Interviewing or moderating is about more than asking questions.

The demo of a bad interview shows you the importance of listening, being fully present, eye contact, not offering your own views or assumptions, staying open with your questions and following up.

So its not just what you ask, its how you are, and how much empathy you have with your respondent/s.

Notice you need all of these skills for moderating focus groups as well, whether you are working online or face to face.

Very grateful to I-TECH for permission to use this interview.  The full transcript, with all the mistakes, can be seen here

Although we spend our lives talking with other people, there are some habits we need to unlearn. Focusing outward on the respondent (not inward on your own thinking) will help you avoid these traps.

Demonstration of how it should be done.

The interviewer is not distracted by her notes or her phone. She uses open questions, follows up on what was important to the respondent, and sees the topics from the respondent’s point of view. She gets much more useful information as a result.

Check if you more naturally use open, or closed questions.

You are going to do a warm up about hybrid working (part office, part working from home.)  Which list of questions seems to you to be best?

LIST A

  • Do you think its a good idea to have some days in the office?
  • Is it better to allow people to choose or should members of the same team all come in on the same days?
  • Do you worry about managers thinking you are productive when you are at home?

LIST B

  • What are the benefits of spending time in the office?
  • How should it be decided on what days people go into the office?
  • Why do some people think their managers assess them differently when they work from home?

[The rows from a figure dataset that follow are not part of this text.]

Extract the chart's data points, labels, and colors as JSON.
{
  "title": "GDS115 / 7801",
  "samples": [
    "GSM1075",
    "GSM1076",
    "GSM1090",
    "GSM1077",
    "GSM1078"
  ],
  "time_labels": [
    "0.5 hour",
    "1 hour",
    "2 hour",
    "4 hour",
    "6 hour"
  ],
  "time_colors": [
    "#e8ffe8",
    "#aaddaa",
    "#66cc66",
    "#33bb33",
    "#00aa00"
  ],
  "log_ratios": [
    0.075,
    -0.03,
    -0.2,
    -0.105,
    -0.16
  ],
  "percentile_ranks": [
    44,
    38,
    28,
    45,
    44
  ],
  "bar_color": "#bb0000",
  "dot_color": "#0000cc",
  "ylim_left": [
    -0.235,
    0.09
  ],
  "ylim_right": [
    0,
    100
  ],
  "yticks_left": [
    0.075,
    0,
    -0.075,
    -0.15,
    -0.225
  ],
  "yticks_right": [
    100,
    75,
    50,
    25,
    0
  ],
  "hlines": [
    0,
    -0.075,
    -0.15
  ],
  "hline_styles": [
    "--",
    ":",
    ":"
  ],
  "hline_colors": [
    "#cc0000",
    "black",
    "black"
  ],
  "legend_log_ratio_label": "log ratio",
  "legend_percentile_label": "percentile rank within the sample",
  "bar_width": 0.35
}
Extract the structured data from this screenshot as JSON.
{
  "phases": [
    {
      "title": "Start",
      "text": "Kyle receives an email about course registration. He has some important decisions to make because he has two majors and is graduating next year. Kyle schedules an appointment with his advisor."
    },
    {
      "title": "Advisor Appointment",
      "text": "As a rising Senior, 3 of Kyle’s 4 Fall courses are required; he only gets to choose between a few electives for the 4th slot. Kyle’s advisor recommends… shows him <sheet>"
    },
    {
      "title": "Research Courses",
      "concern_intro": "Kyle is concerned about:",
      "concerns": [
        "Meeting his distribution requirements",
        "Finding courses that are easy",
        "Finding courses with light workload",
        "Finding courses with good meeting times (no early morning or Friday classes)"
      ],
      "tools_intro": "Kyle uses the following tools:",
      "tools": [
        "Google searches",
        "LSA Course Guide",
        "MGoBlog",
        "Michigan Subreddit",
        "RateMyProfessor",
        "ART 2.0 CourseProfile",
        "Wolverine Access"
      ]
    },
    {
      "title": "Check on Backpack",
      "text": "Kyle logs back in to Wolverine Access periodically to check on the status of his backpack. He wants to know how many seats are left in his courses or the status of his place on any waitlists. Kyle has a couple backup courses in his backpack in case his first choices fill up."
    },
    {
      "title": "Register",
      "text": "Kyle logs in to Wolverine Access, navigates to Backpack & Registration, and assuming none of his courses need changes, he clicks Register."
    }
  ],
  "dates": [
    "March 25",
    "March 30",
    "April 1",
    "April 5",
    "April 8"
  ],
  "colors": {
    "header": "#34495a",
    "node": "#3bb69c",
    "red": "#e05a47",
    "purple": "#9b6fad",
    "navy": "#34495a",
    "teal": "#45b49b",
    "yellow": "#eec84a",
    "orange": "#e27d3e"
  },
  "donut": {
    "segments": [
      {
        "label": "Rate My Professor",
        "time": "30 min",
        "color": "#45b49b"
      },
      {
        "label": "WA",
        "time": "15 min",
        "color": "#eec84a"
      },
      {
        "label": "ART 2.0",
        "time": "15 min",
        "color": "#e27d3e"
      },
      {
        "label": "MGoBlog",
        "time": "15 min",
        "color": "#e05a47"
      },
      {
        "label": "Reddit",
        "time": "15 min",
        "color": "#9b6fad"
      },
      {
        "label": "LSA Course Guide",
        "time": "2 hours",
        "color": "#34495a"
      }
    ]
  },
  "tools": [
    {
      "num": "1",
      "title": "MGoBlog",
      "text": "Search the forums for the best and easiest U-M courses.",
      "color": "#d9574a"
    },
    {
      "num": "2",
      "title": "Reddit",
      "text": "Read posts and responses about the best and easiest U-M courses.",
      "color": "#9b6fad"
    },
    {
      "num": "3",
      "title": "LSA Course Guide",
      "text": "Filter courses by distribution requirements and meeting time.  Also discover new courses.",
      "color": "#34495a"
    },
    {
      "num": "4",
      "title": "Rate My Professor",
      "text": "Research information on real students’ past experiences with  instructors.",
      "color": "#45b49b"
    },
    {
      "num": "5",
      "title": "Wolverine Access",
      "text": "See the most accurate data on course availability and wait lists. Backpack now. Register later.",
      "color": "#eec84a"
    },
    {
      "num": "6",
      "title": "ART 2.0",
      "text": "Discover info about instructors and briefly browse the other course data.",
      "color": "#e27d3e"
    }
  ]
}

Questions that start with ‘do’ is’ or ‘are’ give you specific information, but can be leading. 

List B of open questions (who, what, why, where, when, how) has fewer assumptions and will result in more reliable and diagnostic information.

How to follow up and probe effectively
  • Be curious
  • Ask people to clarify, elaborate and explain
  • Don’t accept vague words like ‘nice’ or ‘convenient’ as an answer.
  • Listen for for the music as well as the words – the subtext

Tell me more about….” 

“Can you elaborate………….?”

“I wonder what…..”

“Would you explain more?”   

“Can you give me an example?”

“What else is there…?”

“Can you describe that for me?”

“What makes you say that?”

“What specifically interests you”?

“When you said ‘convenient’, in what way exactly did you mean?”

Paraphrasing, challenging, summarising

You can get people to tell you stuff without asking any questions at all.

In paraphrasing, repeating what the respondent said makes them elaborate and clarify:

“So you are saying that the just the design of the wine label – not just the information written on it-  is something that helps you choose?”

You can challenge people by owning the confusion about what they said:

“Sorry, I didn’t quite follow how that fits in with what we talked about earlier?”

“I’m a bit confused; could you clarify what you meant?”

Occasional summaries help respondents feel they have been useful and check your understanding. 

“So most of you dislike commuting because of the waste of time, but a couple of you enjoy it because you can listen to podcasts on the way. Is that right?”

 

Questions for groups

You have the choice of:

Addressing questions to individuals (this is especially common online, as turn-taking in speaking can be unclear) e.g.  “Martin, what was your first day back in the office like?”

Asking others to comment or develop a thought further  e.g. “Did anyone else feel it was ‘odd’ in some way?”

Throwing questions out to the group in general:  “What do people think about employers being able to monitor their email?”

Or asking for a range of opinions: “Can we brainstorm the positives and negatives of online meetings?”

central vs dynamic groups
You get more from groups if you encourage people to talk between each other. The whole point of groups is the stimulation created by INTERACTION.